Według najlepszej wiedzy będę dopomagał cierpiącym, zwracającym się do mnie o pomoc – tymi słowami 19 października ślubowało 182 młodych lekarzy, absolwentów Uniwersytetu Medycznego w Białymstoku, którzy tego dnia odebrali dyplomy ukończenia studiów
Atmosfera tego dnia w Aula Magna pałacu Branickich była wyjątkowa. Sala była wypełniona do ostatniego miejsca. W drzwiach, przejściach i na korytarzu czekały rodziny i przyjaciele. Wszyscy przyszli zobaczyć, jak kolejny 57 rocznik absolwentów UMB opuszcza mury uczelni.
- Przed wami bardzo trudne zadanie: jak to, czego uczyliście się przez sześć lat studiów, zdawaliście na egzaminach, wykorzystać w codziennej pracy lekarza – zwróciła się do absolwentów prof. Irina Kowalska, dziekan Wydziału Lekarskiego. - Nie bez powodu zostało to nazwane sztuką lekarską, bo leczyć ludzi, to prawdziwa sztuka. Zawód lekarza to piękny zawód, jeśli jest wykonywany z pasją, chęcią niesienia pomocy drugiemu człowiekowi, radością poznawania tego, co jeszcze do tej pory nieodkryte. Życzę wam zdrowia, sukcesów w życiu zawodowym, mądrości dokonywanych wyborów i powodzenia w życiu osobistym. Nie zapominajcie o swojej Alma Mater, o przyjaźniach, które zawiązaliście w czasie studiów, o waszych nauczycielach.
Następnie Agata Korwek, która uzyskała najwyższą średnią (4,82) z sześciu lat studiów otrzymała nagrodę im. prof. Chlebowskiego oraz nagrodę rektora za najlepsze wyniki w nauce.
- Ja już w przedszkolu mówiłam wszystkim, że chcę zostać lekarzem. Dlatego studia to była dla mnie wielka przyjemność i pasja – wspomniała po uroczystości.

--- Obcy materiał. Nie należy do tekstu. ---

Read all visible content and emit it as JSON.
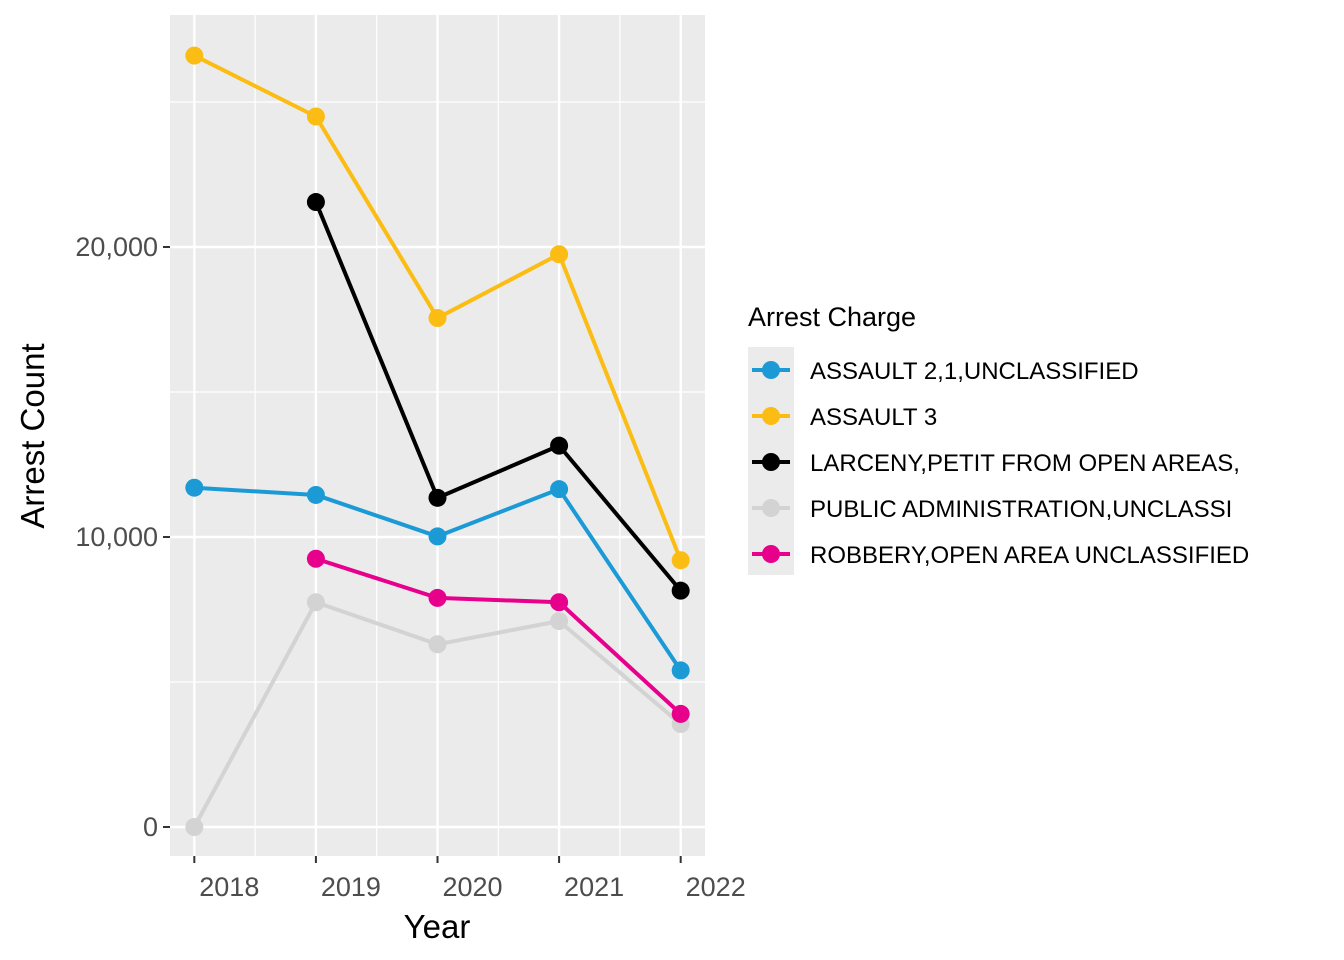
{
  "chart_data": {
    "type": "line",
    "title": "",
    "xlabel": "Year",
    "ylabel": "Arrest Count",
    "x": [
      2018,
      2019,
      2020,
      2021,
      2022
    ],
    "x_tick_labels": [
      "2018",
      "2019",
      "2020",
      "2021",
      "2022"
    ],
    "y_ticks": [
      0,
      10000,
      20000
    ],
    "y_tick_labels": [
      "0",
      "10,000",
      "20,000"
    ],
    "xlim": [
      2017.8,
      2022.2
    ],
    "ylim": [
      -1000,
      28000
    ],
    "grid": true,
    "legend": {
      "title": "Arrest Charge",
      "position": "right"
    },
    "series": [
      {
        "name": "ASSAULT 2,1,UNCLASSIFIED",
        "color": "#1b9ad6",
        "values": [
          11700,
          11450,
          10020,
          11650,
          5400
        ]
      },
      {
        "name": "ASSAULT 3",
        "color": "#fbbd13",
        "values": [
          26600,
          24500,
          17550,
          19750,
          9200
        ]
      },
      {
        "name": "LARCENY,PETIT FROM OPEN AREAS,",
        "color": "#000000",
        "values": [
          null,
          21550,
          11350,
          13150,
          8150
        ]
      },
      {
        "name": "PUBLIC ADMINISTRATION,UNCLASSI",
        "color": "#d3d3d3",
        "values": [
          0,
          7750,
          6300,
          7100,
          3550
        ]
      },
      {
        "name": "ROBBERY,OPEN AREA UNCLASSIFIED",
        "color": "#e7008c",
        "values": [
          null,
          9250,
          7900,
          7750,
          3900
        ]
      }
    ]
  }
}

Następnie głos zabrał przewodniczący samorządu studenckiego, który podkreślił, że ten rocznik umiał wykorzystać czas studiów nie tylko na naukę, ale także na przyjaźnie, czy zabawę. Pożegnał swoich starszych kolegów:
- Jako lekarzom życzę wam, żebyście pamiętali o waszej pracy, odpowiedzialności, o tym, że pacjent, którego będziecie leczyli jest tak samo ważny jak członkowie waszej najbliższej rodziny - mówił. - I żebyście do każdego pacjenta, czy będzie pierwszy w waszym gabinecie czy 54, podchodzili z takim ciepłem, siłą i umiejętnościami, jak do kogoś najbliższego.
Na koniec uroczystości młodzi lekarze złożyli przysięgę lekarską opartą na liczącym 2,5 tysiąca lat tekście hipokratejskich zasad postępowania lekarskiego, a następnie odebrali dyplomy ukończenia studiów.
Tego samego dnia, ale niespełna dwie godziny wcześniej, swoje dyplomy odebrało 74 lekarzy-dentystów i 16 techników dentystycznych.
Katarzyna Malinowska-Olczyk
Treść przysięgi lekarskiej:
Przyjmując ze czcią i głęboką wdzięcznością nadany mi tytuł lekarza i pojmując całą wagę związanych z nim obowiązków, przyrzekam i ślubuję, że w ciągu całego życia będę spełniał wszystkie prawem nałożone obowiązki, strzegł godności lekarza i niczym jej nie splamię, że według najlepszej wiedzy będę dopomagał cierpiącym, zwracającym się do mnie o pomoc, mając na celu wyłącznie ich dobro, że nie nadużyję ich zaufania i że zachowam w tajemnicy wszystko to, o czym się dowiem w związku z wykonywaniem zawodu. Przyrzekam i ślubuję dalej, że do Kolegów Lekarzy będę się zawsze odnosił z koleżeńską życzliwością, jednak bezstronnie, mając dobro chorych mi powierzonych przede wszystkim na względzie. Przyrzekam i ślubuję wreszcie, że będę się stale doskonalił w naukach lekarskich i ze wszystkich sił starał przyczynić się do ich rozkwitu i że podam zawsze bez zwłoki do wiadomości świata naukowego wszystko to, co uda mi się wynaleźć lub udoskonalić."